I absolutely called this a couple of weeks ago, nice to be vindicated!

> I'm interested to see what it is in the age of LLMs or similar future tools. I suspect a future phase change might be towards disregarding how easy it is for humans to work with the code and instead focus on provability, testing, perhaps combined with token efficiency.

> Maybe Lean combined with Rust shrunk down to something that is very compiler friendly. Imagine if you could specify what you need in high level language and instead of getting back "vibe code", you get back proven correct code, because that's the only kind of code that will successfully compile.

https://news.ycombinator.com/item?id=47192116

It's important to keep in mind that no proof system ensures your proof is the correct proof, only that it's a valid proof. Completely understanding what a proof proves is often nearly as difficult as understanding the program it's proving. Normally you benefit because the process of building a proof forces you to develop your understanding more fully.

Uhm, no? Even with "simple" examples like Dijkstra's shortest path, the spec is easier than the implementation. Maybe not for you, but try it out on an arbitrary 5-yr old. On the extreme end, you have results in maths, like Fermat's Last Theorem. Every teenager can understand the statement (certainly after 10 mins of explanation) but the proof is thousands of pages of super-specialized maths. It is a spectrum. For cryptography, compression, error-correction, databases, etc, the spec is often much simpler than the implementation.

I don't know why you created a new account for this, but take the textbook example of a nontrivial formally verified system: SeL4. That implementation was 8.7k of C code, which correspondend to 15k lines of Isabelle that ultimately needed 100k+ lines of proof to satisfy. And that was with the formal model excluding lots of important properties like hardware failure that actual systems deal with.

You are confusing the proof with the spec/theorem. A correct proof and a valid proof are the same thing. It doesn't really matter how long the proof is, and you don't even need to understand it for it to be correct, the machine can check that.

But indeed, if the spec includes 8.7k of C code, that is problematic. If you cannot look at the theorem and see that it is what you mean, that is a problem. That is why abstraction is so important; your ultimate spec should not include C-code, that is just too low-level.

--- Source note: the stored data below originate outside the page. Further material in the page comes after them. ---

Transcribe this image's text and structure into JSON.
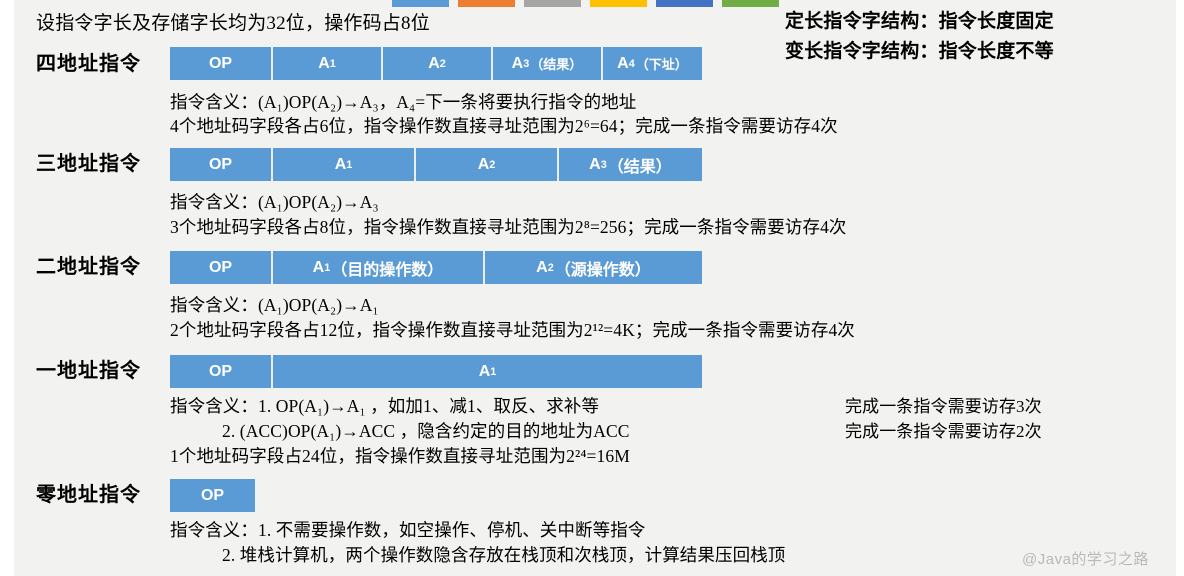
{
  "slide": {
    "header_note": "设指令字长及存储字长均为32位，操作码占8位",
    "right_notes": [
      "定长指令字结构：指令长度固定",
      "变长指令字结构：指令长度不等"
    ],
    "watermark": "@Java的学习之路",
    "swatch_colors": [
      "#5b9bd5",
      "#ed7d31",
      "#a5a5a5",
      "#ffc000",
      "#4472c4",
      "#70ad47"
    ],
    "bar_color": "#5b9bd5",
    "background": "#f2f2f1"
  },
  "rows": [
    {
      "label": "四地址指令",
      "cells": [
        {
          "main": "OP",
          "sub": "",
          "note": ""
        },
        {
          "main": "A",
          "sub": "1",
          "note": ""
        },
        {
          "main": "A",
          "sub": "2",
          "note": ""
        },
        {
          "main": "A",
          "sub": "3",
          "note": "（结果）"
        },
        {
          "main": "A",
          "sub": "4",
          "note": "（下址）"
        }
      ],
      "lines": [
        "指令含义：(A₁)OP(A₂)→A₃，A₄=下一条将要执行指令的地址",
        "4个地址码字段各占6位，指令操作数直接寻址范围为2⁶=64；完成一条指令需要访存4次"
      ]
    },
    {
      "label": "三地址指令",
      "cells": [
        {
          "main": "OP",
          "sub": "",
          "note": ""
        },
        {
          "main": "A",
          "sub": "1",
          "note": ""
        },
        {
          "main": "A",
          "sub": "2",
          "note": ""
        },
        {
          "main": "A",
          "sub": "3",
          "note": "（结果）"
        }
      ],
      "lines": [
        "指令含义：(A₁)OP(A₂)→A₃",
        "3个地址码字段各占8位，指令操作数直接寻址范围为2⁸=256；完成一条指令需要访存4次"
      ]
    },
    {
      "label": "二地址指令",
      "cells": [
        {
          "main": "OP",
          "sub": "",
          "note": ""
        },
        {
          "main": "A",
          "sub": "1",
          "note": "（目的操作数）"
        },
        {
          "main": "A",
          "sub": "2",
          "note": "（源操作数）"
        }
      ],
      "lines": [
        "指令含义：(A₁)OP(A₂)→A₁",
        "2个地址码字段各占12位，指令操作数直接寻址范围为2¹²=4K；完成一条指令需要访存4次"
      ]
    },
    {
      "label": "一地址指令",
      "cells": [
        {
          "main": "OP",
          "sub": "",
          "note": ""
        },
        {
          "main": "A",
          "sub": "1",
          "note": ""
        }
      ],
      "lines": [
        "指令含义：1. OP(A₁)→A₁ ，如加1、减1、取反、求补等",
        "2. (ACC)OP(A₁)→ACC ，隐含约定的目的地址为ACC",
        "1个地址码字段占24位，指令操作数直接寻址范围为2²⁴=16M"
      ],
      "side_notes": [
        "完成一条指令需要访存3次",
        "完成一条指令需要访存2次"
      ]
    },
    {
      "label": "零地址指令",
      "cells": [
        {
          "main": "OP",
          "sub": "",
          "note": ""
        }
      ],
      "lines": [
        "指令含义：1. 不需要操作数，如空操作、停机、关中断等指令",
        "2. 堆栈计算机，两个操作数隐含存放在栈顶和次栈顶，计算结果压回栈顶"
      ]
    }
  ]
}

I'm not confusing them. That's why I gave each of the numbers for SeL4 separately.

Knowing whether those theorems are the right theorems for the problem can be as difficult as understanding the implementation itself. Hence the example of SeL4 where the number of theorems exceeds lines of code in the original implementation and the formal model is large.

It's my experience that most people doing formal methods have seen cases where they actually proved something slightly different than what they intended to. This usually involves an unintentional assumption that isn't generally true.

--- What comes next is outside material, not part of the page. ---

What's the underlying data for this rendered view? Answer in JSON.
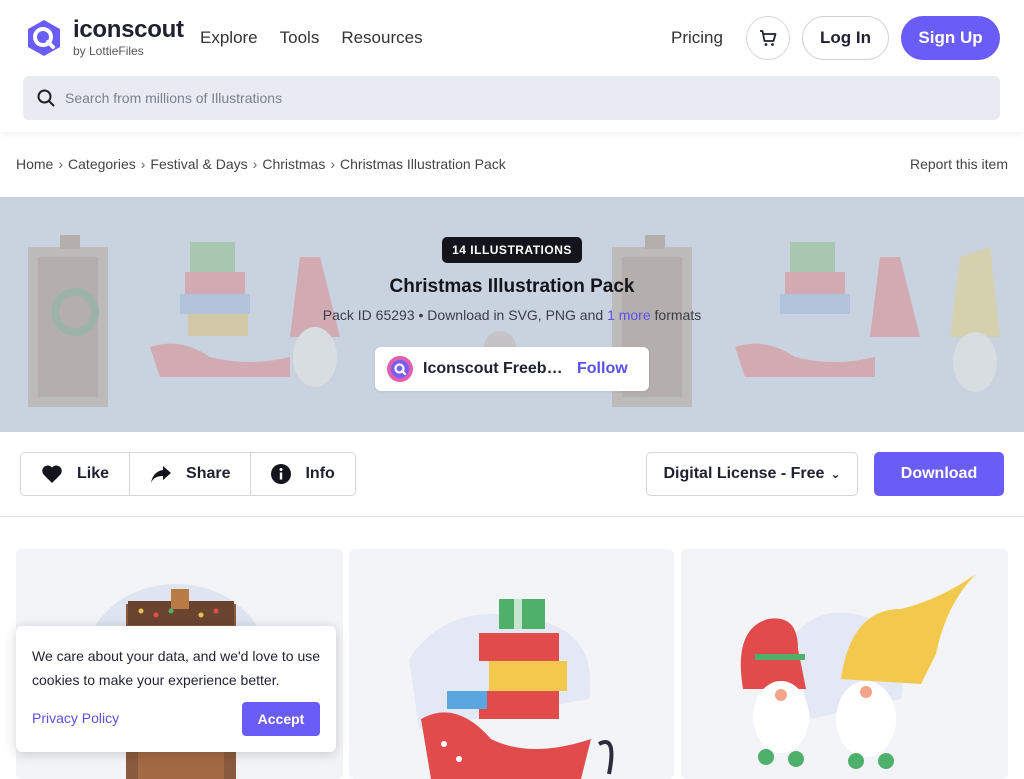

I think you have been confusing them. Two theorems are the same if they have the same statement (spec). A proof is not a theorem, nobody cares about when two proofs are the same or not.

> I don't know why you created a new account for this

What value does this add to the conversation? I’m not seeing it: am I missing something? It comes across as a kind of insult.

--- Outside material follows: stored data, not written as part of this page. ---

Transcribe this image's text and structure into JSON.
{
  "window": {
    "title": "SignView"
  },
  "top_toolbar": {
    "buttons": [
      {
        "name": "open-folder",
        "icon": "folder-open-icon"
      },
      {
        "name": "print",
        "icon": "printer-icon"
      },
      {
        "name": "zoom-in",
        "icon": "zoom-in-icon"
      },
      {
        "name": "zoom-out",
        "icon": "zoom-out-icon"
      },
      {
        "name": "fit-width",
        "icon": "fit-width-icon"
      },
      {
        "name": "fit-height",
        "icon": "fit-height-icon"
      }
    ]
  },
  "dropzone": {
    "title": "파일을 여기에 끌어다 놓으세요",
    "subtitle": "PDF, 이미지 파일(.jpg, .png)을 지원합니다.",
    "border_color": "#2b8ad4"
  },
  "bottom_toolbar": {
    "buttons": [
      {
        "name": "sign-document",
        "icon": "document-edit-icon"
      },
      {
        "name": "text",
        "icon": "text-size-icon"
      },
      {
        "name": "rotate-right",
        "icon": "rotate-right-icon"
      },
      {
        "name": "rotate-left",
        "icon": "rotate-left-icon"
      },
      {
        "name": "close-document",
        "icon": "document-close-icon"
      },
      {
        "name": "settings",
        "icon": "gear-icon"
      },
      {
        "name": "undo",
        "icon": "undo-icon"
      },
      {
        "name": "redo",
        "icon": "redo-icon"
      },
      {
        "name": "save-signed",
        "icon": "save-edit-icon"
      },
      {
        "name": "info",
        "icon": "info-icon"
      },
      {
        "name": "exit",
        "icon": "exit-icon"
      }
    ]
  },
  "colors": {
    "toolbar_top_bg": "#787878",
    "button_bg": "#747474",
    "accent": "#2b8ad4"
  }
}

They made a good point in my opinion! (The “Uhm no” part got it off on the wrong foot, I will admit.) But even if you felt annoyed or didn’t agree with the point, it was substantive and moved the conversation forward. I’m here for the (genuine) questions and (constructive) debate and (civil) pushback.

I like to welcome new users before they take too much of a beating. That can come later when they are too invested to leave and/or when morale needs improving.

So welcome! Bring a helmet, and don’t stop disagreeing.